For decades, people on SSI or Medicaid faced a cruel rule: save more than $2,000 and you could lose your benefits. ABLE accounts exist to break that trap — and a 2026 change just made millions more people eligible.

One of the most punishing rules in the disability-benefits system is the asset limit: to keep Supplemental Security Income (SSI) and, in many cases, Medicaid, a person generally cannot have more than $2,000 in countable resources. That rule effectively forbids saving — no emergency fund, no setting money aside for a goal, sometimes no keeping a tax refund. ABLE accounts were created to fix exactly that. They let eligible people with disabilities save and invest meaningful amounts without putting their benefits at risk. Here is how they work, who qualifies, and how to open one.

General Guidance, Not Financial or Legal Advice

This is a plain-English overview to help you understand your options — not financial, tax, or benefits advice for your specific situation. Rules and dollar figures change yearly and vary by state.

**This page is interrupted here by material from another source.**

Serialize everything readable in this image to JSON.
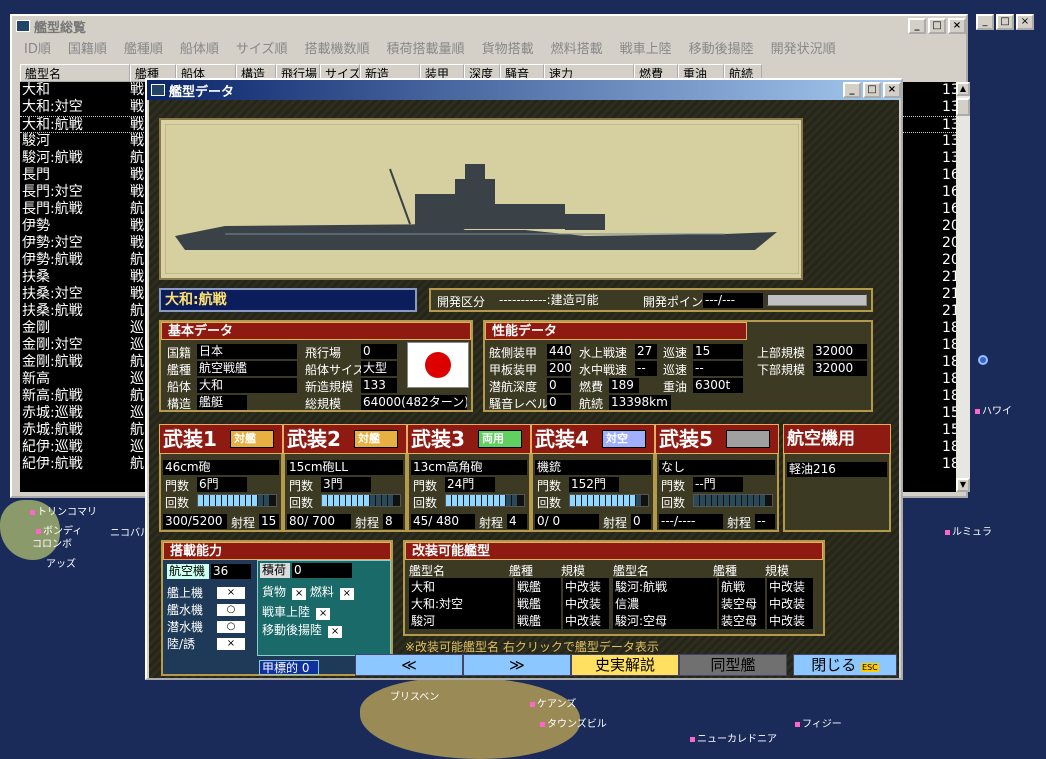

Before opening an account or making big decisions, confirm the current details with a benefits planner or the free ABLE National Resource Center (ablenrc.org).

What an ABLE Account Is

An ABLE account — named for the Achieving a Better Life Experience Act — is a tax-advantaged savings and investment account for people with disabilities. It works a bit like a 529 college-savings plan: you contribute after-tax money, it can be invested and grow tax-free, and withdrawals are tax-free as long as they are spent on qualified disability expenses.

But the headline feature is not the tax break — it is the benefits protection. Money held in an ABLE account (up to generous limits) does not count against the resource limits for SSI, Medicaid, and most other federal means-tested programs. For the first time, an eligible person can build real savings and stay on the benefits they rely on.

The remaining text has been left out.